Die handgemalten Hinterglasbilder wurden in den Jahren 2004 und 2005 von Ingrid Huber aus Reichling in monatelanger, aufwendiger Arbeit angefertigt und von ihrem Mann eingerahmt. Die beiden haben die zersplitterten Bilder nun nach Hause geholt. „Es ist für mich nicht erklärbar, ich bin geschockt, wer macht den so etwas“, meint Ingrid Huber und legt die drei zerstörten Bilder auf den Tisch. „Es wurde früher schon einmal ein Bild zerbrochen, das ich nachgemalt habe“, sagt sie. „Doch nun habe ich seit vier Jahren keine Hinterglasbilder mehr gemalt, ich kann dies auch zeitmäßig nicht mehr“, meint die Künstlerin und hält dabei die Scherben ihrer Werke in Händen. „Vielleicht sollte man nur noch einen einfachen Druck anbringen, ich kann sie wirklich nicht mehr malen und hätte Angst, dass sie wieder kaputt gemacht werden“, meint Huber.

Der Kreuzweg wurde auf Initiative der damaligen Reichlinger Organistin Rosa-Maria Rappold und Anneliese Stanner aufgebaut. Durch Konzerterlöse, Sach- und Geldzuwendungen wurde das Geld für die Stationen aufgebracht. Mit viel ehrenamtlicher Arbeit zahlreicher Helfer wurde der Kreuzweg ermöglicht und am 3. März 2005 mit dem damaligen Pfarrer Pater Anton und einer Prozession gläubiger Bürger eingeweiht.

Viele Menschen sind in den vergangenen zwölf Jahren den kleinen Pilgerweg betend oder wandernd gegangen. Er basiert auf einer alten Verbindung zwischen Reichling und Epfach. Von der Kapelle aus geht man teilweise steil über Stufen hinauf nach Reichling. Die ersten sechs Kreuzwegstationen liegen im Wald, danach führt der Weg entlang des Lech-Steilufers mit schönen Ausblicken Richtung Alpen und Reichling. Er endet am Weg zur Mühlau, auf Reichlinger Flur.
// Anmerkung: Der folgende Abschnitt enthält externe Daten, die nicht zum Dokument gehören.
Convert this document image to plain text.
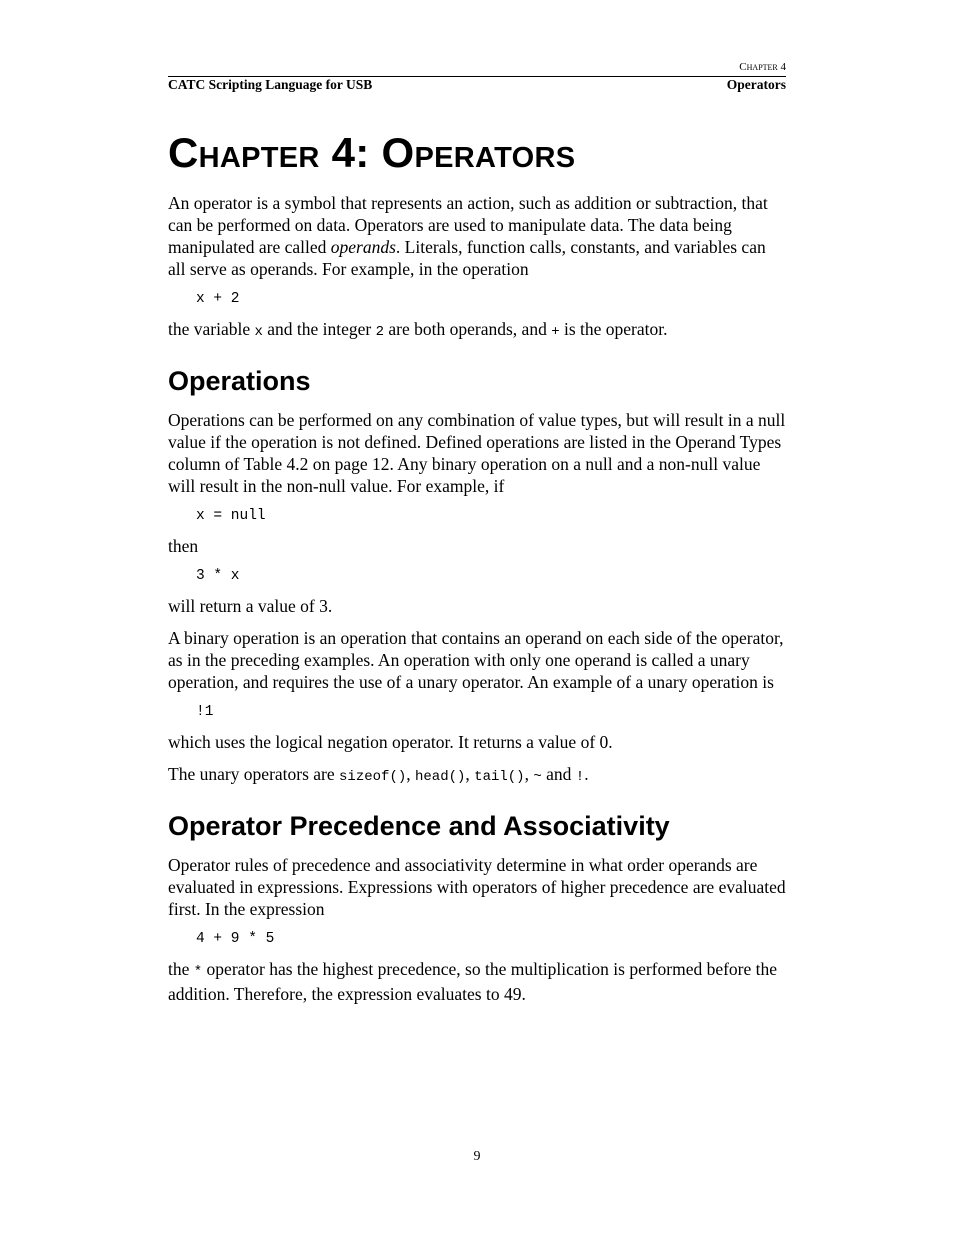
Chapter 4
CATC Scripting Language for USB	Operators
Chapter 4: Operators

An operator is a symbol that represents an action, such as addition or subtraction, that can be performed on data. Operators are used to manipulate data. The data being manipulated are called operands. Literals, function calls, constants, and variables can all serve as operands. For example, in the operation

x + 2

the variable x and the integer 2 are both operands, and + is the operator.

Operations

Operations can be performed on any combination of value types, but will result in a null value if the operation is not defined. Defined operations are listed in the Operand Types column of Table 4.2 on page 12. Any binary operation on a null and a non-null value will result in the non-null value. For example, if

x = null

then

3 * x

will return a value of 3.

A binary operation is an operation that contains an operand on each side of the operator, as in the preceding examples. An operation with only one operand is called a unary operation, and requires the use of a unary operator. An example of a unary operation is

!1

which uses the logical negation operator. It returns a value of 0.

The unary operators are sizeof(), head(), tail(), ~ and !.

Operator Precedence and Associativity

Operator rules of precedence and associativity determine in what order operands are evaluated in expressions. Expressions with operators of higher precedence are evaluated first. In the expression

4 + 9 * 5

the * operator has the highest precedence, so the multiplication is performed before the addition. Therefore, the expression evaluates to 49.

9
Erst im letzten Jahr hat die Gemeinde Reichling mit der Kirchenverwaltung Teile des Weges neu hergerichtet. Der Kreuzweg ist auch Teil des Rundwanderweges, der 2017 als „Hirschaurunde“ im Begleitheft der Radwegekarte des Landkreises Landsberg „19 Rundwanderwege im Landkreis Landsberg am Lech“ aufgenommen wurde.

Leider gibt es keine Hinweise, wer für die Zerstörungen an den Kreuzwegstationen verantwortlich ist. Kirchenpfleger Karl Sporer bittet die Bevölkerung um Mithilfe. Wer in der Weihnachtszeit bis Silvester 2017 Beobachtungen gemacht hat, die zur Aufklärung beitragen können, wird gebeten, sich unter der Telefonnummer 08194/1506 bei Sporer oder im Pfarrbüro der Pfarreiengemeinschaft Lechrain unter der Telefonnummer 08194/539 zu melden.